25/9/16

Control, poder, dominación.

Sangre color granate empezó a brotar descontrolada por un costado de la cabeza. Lentamente, como una cascada, se precipitaba salvaje llegando a caer pausada pero constante sobre un frío suelo; cuyo color azabache, recordaba al fondo de un pozo. Recién le habían cortado la oreja izquierda con un cuchillo a un sujeto de estatura media. Más bien un gran cuchillo con hoja de sierra la que, indudablemente, hacía cortes abruptos y torpes. Además de mostrar (esto lo aclaro por si es relevante para la investigación) una clara oxidación debido al tiempo y al uso.

Dicho personaje (encadenado de pie) tenía el cuello, las muñecas, las rodillas y los talones sujetos con una especie de férreos cierres de hierro. Sus ojos, aunque vidriosos, habían dejado de llorar hacía un par de horas. Ya no tenía más por lo que lamentar o, mejor dicho, no disponía de nada con lo que mostrar su lamento. También trataba en vano de liberarse (curioso, ¿eh?) con movimientos torpes que le dejaban exhausto y solamente conseguían darle una imagen de desgraciado luchando contra una fuerza superior a él.

–Por favor, no me mires con esos ojos de cordero –le avisé, pasándole el dedo índice por su mejilla hasta la cinta adhesiva que tenía pegada sobre los labios.

Saqué una navaja española de un carro metálico sobre el cual reposan una multiplicidad de artilugios punzantes y empezó a afilarla. El ruido metálico envolvía la sala de quirófano y se hacía más intenso a medida que el doctor avanzaba hacia el paciente. Los ojos del sujeto iban ensanchándose una y otra vez. Por su boca salía, o lo que podía permitirse salir, unos gemidos de pánico que se asemejaba más a un berrido que a algo propio de un ser humano.

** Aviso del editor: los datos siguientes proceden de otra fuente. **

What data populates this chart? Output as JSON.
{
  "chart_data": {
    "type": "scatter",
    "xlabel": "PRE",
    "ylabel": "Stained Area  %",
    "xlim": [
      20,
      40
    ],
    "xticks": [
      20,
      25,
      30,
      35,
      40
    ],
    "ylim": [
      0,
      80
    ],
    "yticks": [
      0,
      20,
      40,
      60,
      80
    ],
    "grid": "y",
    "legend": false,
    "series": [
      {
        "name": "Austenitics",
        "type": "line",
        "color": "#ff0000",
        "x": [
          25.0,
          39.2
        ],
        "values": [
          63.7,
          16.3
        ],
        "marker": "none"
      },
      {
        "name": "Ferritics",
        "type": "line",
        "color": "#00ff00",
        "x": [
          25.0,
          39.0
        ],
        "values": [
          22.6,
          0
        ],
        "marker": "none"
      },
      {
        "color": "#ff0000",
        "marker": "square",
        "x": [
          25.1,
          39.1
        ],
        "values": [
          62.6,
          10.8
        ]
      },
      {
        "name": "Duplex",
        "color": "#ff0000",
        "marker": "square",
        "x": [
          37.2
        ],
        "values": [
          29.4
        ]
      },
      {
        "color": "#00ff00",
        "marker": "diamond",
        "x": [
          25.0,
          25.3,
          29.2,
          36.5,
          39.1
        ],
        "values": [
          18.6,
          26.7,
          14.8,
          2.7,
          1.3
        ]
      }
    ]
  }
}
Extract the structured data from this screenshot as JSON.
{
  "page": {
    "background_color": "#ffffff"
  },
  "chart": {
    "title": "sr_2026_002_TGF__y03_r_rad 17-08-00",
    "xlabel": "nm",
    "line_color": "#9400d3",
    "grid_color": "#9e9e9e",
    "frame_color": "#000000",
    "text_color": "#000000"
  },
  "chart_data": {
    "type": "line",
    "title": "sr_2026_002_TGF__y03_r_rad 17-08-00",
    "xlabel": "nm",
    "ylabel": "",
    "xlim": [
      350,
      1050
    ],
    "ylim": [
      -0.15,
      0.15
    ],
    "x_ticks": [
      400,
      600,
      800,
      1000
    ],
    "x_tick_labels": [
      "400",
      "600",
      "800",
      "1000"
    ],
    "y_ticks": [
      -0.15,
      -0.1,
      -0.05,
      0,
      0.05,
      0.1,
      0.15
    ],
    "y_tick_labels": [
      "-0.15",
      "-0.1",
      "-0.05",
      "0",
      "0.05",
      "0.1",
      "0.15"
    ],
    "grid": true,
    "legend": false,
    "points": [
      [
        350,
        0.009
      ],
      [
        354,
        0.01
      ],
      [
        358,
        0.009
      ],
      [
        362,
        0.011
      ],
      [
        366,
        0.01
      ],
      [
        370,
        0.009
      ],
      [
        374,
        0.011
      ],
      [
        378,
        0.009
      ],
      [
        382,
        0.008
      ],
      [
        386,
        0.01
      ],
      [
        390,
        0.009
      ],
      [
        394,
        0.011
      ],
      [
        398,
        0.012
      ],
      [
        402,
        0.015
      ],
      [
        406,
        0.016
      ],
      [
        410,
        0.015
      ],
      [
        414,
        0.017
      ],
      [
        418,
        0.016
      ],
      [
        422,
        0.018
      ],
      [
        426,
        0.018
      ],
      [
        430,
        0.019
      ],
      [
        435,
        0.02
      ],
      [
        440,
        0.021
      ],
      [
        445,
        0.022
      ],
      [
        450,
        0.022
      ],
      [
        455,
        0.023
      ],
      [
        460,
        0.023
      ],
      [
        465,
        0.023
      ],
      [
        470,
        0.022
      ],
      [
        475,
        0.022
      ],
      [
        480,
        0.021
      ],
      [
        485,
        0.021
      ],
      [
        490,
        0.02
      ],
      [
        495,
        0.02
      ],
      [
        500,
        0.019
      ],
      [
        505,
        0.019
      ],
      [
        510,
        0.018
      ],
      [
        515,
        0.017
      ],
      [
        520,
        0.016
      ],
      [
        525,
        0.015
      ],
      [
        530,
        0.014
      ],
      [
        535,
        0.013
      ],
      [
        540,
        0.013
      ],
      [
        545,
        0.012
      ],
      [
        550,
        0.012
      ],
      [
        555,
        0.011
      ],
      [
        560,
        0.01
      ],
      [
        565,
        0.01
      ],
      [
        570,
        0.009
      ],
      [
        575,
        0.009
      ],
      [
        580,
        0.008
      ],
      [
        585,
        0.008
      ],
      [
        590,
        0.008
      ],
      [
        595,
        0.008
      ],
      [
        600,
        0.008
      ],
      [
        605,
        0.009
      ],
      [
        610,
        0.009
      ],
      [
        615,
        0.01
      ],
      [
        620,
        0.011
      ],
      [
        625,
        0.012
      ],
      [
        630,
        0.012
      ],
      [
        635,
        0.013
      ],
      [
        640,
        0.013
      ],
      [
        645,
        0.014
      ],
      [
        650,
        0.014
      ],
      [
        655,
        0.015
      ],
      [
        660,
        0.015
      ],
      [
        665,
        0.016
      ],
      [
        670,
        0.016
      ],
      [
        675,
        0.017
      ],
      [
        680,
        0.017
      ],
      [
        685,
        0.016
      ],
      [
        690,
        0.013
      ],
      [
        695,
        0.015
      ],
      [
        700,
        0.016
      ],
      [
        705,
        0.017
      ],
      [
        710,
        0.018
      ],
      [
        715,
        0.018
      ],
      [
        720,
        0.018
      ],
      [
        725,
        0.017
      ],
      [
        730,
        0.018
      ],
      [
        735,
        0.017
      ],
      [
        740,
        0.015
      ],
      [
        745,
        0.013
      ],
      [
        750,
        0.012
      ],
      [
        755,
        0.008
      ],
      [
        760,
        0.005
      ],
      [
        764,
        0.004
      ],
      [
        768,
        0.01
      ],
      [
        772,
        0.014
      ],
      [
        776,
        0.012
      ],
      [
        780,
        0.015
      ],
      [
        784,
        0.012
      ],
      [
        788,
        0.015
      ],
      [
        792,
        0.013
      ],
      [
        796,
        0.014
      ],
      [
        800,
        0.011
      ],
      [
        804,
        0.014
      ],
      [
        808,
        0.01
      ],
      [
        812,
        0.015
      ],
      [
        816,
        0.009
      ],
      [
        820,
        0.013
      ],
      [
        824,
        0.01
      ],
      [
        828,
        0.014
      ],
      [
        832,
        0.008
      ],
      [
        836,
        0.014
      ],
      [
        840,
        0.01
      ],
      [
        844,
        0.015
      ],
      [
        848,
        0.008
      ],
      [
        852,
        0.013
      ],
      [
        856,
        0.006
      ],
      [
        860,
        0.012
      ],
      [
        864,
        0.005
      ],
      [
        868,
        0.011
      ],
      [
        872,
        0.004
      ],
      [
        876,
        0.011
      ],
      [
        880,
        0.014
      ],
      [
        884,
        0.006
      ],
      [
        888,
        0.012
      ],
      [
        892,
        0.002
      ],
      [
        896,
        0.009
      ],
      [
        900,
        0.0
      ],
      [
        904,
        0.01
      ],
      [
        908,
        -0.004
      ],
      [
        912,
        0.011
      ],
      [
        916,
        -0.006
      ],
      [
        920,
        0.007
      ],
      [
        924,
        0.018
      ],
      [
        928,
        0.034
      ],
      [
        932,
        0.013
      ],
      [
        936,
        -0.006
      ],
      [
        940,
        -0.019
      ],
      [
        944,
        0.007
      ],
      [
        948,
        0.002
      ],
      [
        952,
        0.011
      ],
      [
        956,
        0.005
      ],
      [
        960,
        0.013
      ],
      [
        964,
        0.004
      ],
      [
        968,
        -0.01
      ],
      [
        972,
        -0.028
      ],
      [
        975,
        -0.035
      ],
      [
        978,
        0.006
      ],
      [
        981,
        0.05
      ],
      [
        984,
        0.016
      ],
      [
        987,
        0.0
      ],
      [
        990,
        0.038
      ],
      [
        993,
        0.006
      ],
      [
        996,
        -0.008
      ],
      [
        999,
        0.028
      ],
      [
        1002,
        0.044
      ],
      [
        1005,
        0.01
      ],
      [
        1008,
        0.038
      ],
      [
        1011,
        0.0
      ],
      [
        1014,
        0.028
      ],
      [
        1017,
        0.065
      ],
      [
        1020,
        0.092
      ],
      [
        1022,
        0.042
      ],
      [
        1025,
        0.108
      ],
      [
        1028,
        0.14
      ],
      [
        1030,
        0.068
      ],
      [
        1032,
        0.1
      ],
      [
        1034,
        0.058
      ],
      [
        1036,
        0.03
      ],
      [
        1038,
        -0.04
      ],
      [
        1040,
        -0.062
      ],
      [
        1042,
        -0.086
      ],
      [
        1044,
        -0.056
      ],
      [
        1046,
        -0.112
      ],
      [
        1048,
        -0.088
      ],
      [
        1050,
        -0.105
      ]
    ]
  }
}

Acaricié el cuello de la víctima con la cuchilla afilada. Todo estaba en un extraño silencio: “bom… bom… bombom…”, sólo se oía al acelerado corazón bombear y como este aumentaba el ritmo progresivamente a cada segundo que se demoraba lo inevitable.

Entonces empezó de nuevo. Realicé varios cortes limpios en cada una de las mejillas al mismo ritmo que el joven gemía de forma confusa, mezclándose (esta observación no es objetiva) el dolor con el placer. Y como al principio, la sangre brotó de nuevo, lentamente, hasta juntarse con las saladas lágrimas sobre unas húmedas y pálidas mejillas. Parecía un proceso cíclico: el mismo resultado.


–¿No te lo dije, no te lo advertí? –le pregunté–. No pongas esos ojos de cordero pues no soy tu pastor,  yo soy el dueño del matadero.